Se tivéssemos ido direto para os designs de alta fidelidade sem entender quais telefones os usuários tinham, a SMART teria lançado um produto inutilizável e irrelevante. Em vez disso, equipado com pesquisa de mercado, desenvolvemos um produto que foi formatado para o tamanho de tela certo e projetado para carregar rapidamente com velocidades de conexão mínimas.
Ao identificar os principais dispositivos e estatísticas de conectividade de um mercado, uma equipe de design pode efetivamente produzir um design que aproveita o ambiente em que é usado. Sem pesquisa de mercado, um produto pode ser projetado em vão.

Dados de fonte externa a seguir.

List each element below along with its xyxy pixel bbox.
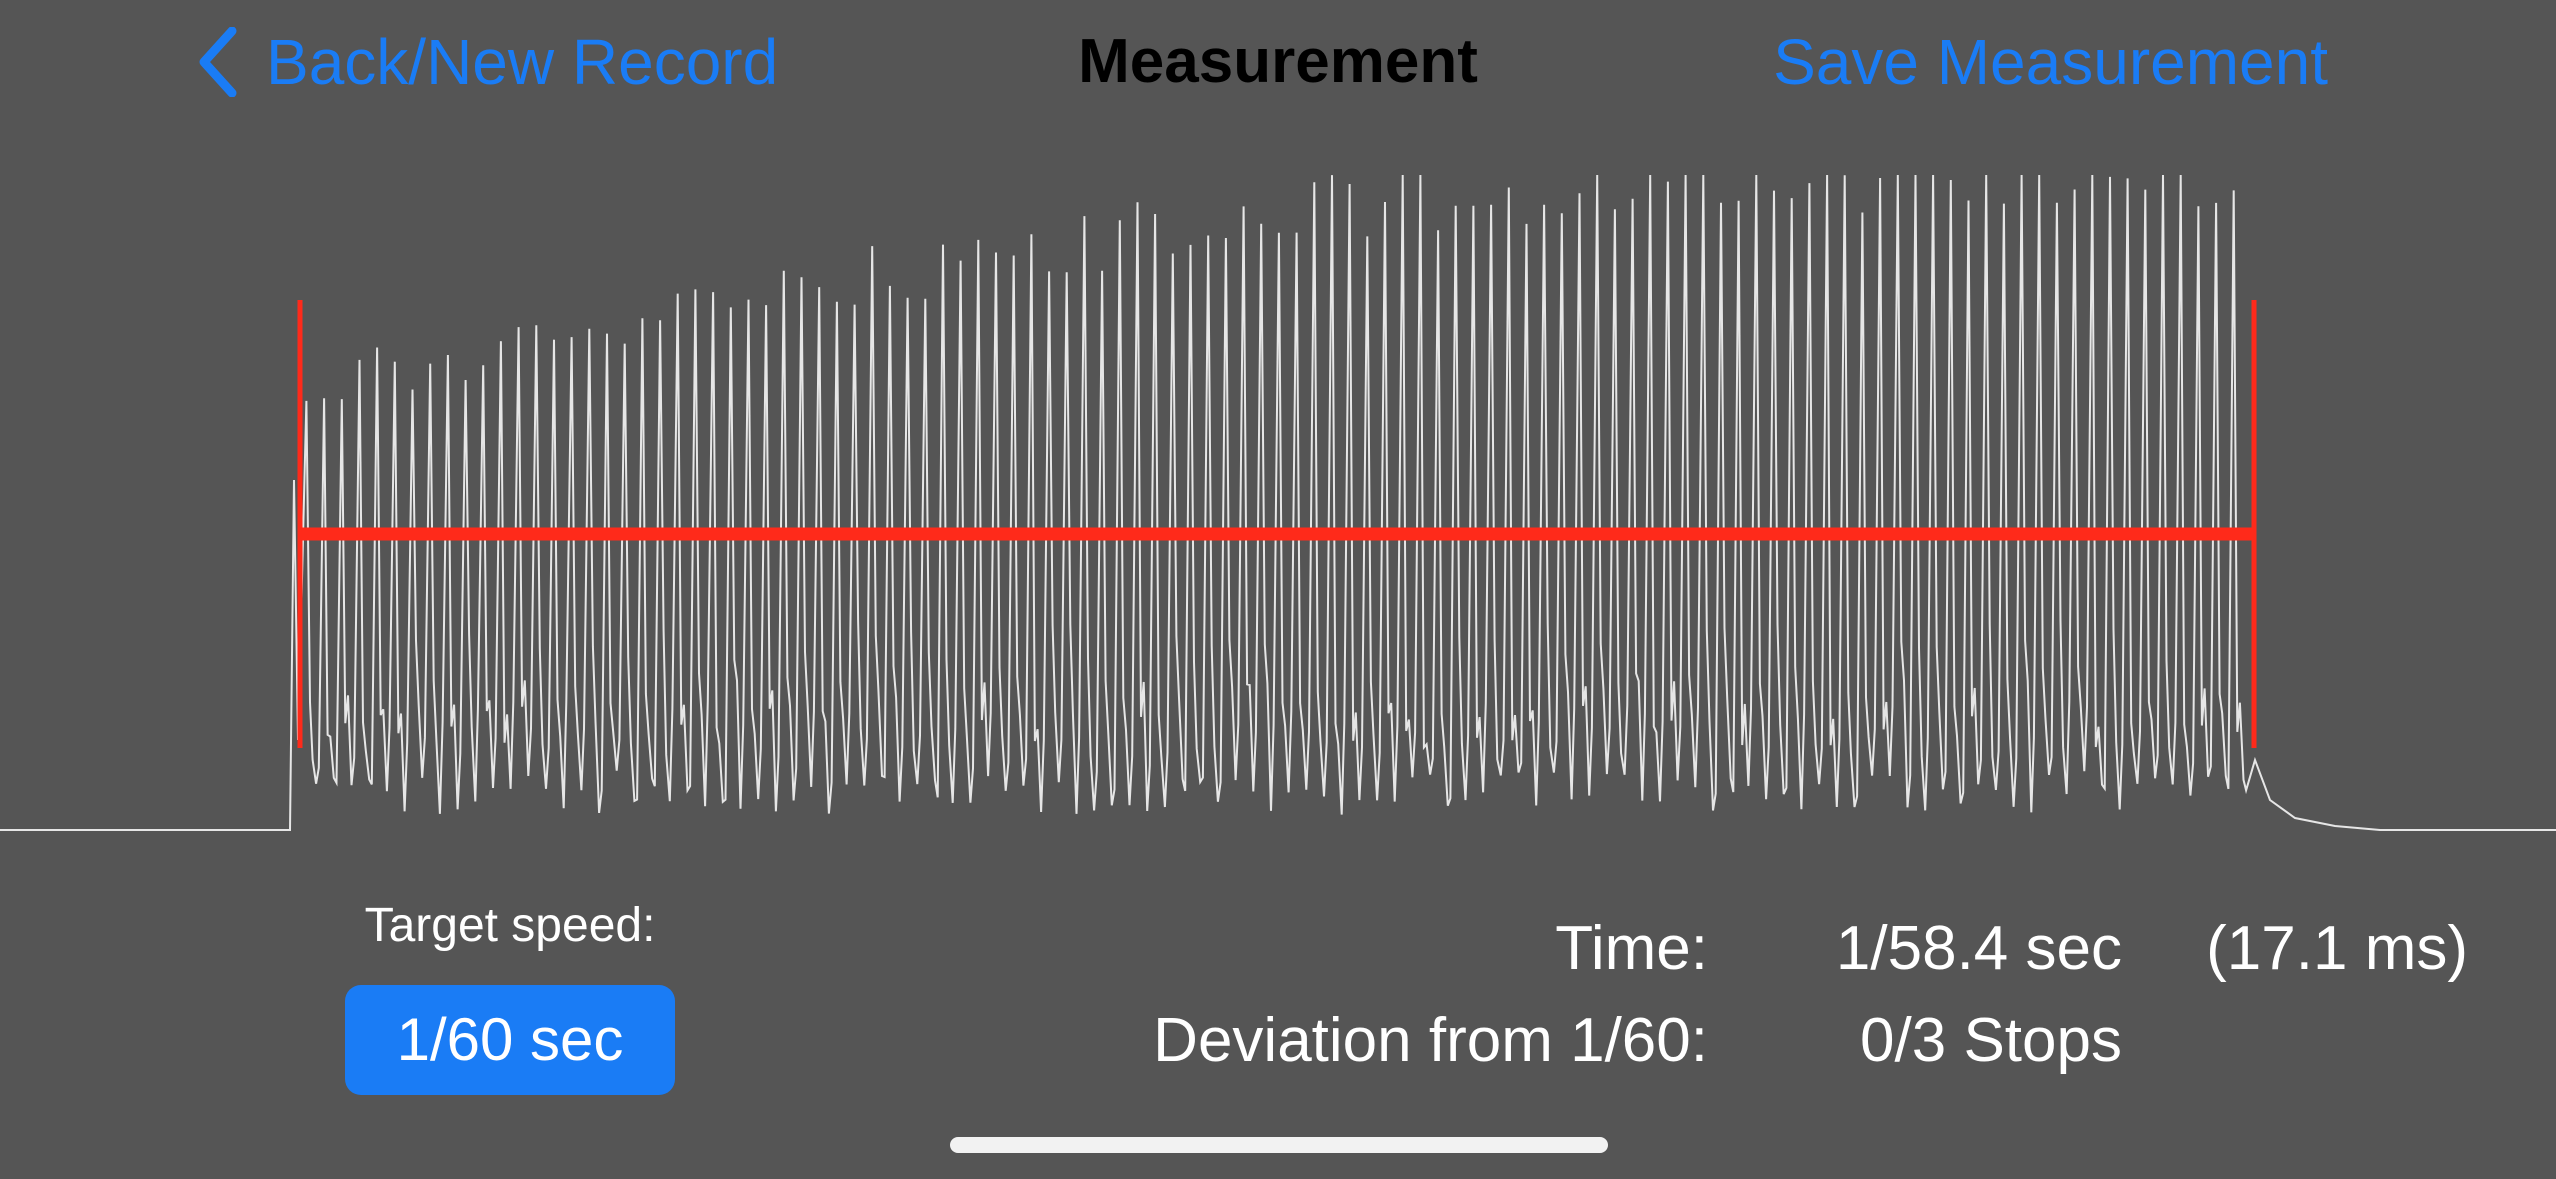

ROI de localização e design de experiência do usuário multicultural
A localização e a adaptação de um produto a uma cultura local podem parecer um esforço desnecessário. Mas com os consumidores se tornando mais experientes, isso ajuda as marcas a atenderem autenticamente as necessidades dos clientes em todo o mundo. Além disso, o valor comercial da localização é surpreendentemente alto.
De acordo com a Localization Industry Standards Association, o retorno potencial do investimento para localização é de US$ 25 para cada dólar gasto . A Net Media Planet informou que seus clientes viram um aumento de 20% nas conversões quando o conteúdo do site e os anúncios pagos foram localizados para seus mercados internacionais. Essa porcentagem subiu para 70% quando sites inteiros foram localizados.
À medida que marcas globais como Netflix, Starbucks e IKEA investem em localização empregando equipes especializadas em todo o mundo, não há dúvida de que criar um design transcultural aumenta a probabilidade de usuários internacionais adotarem e permanecerem fiéis a produtos localizados.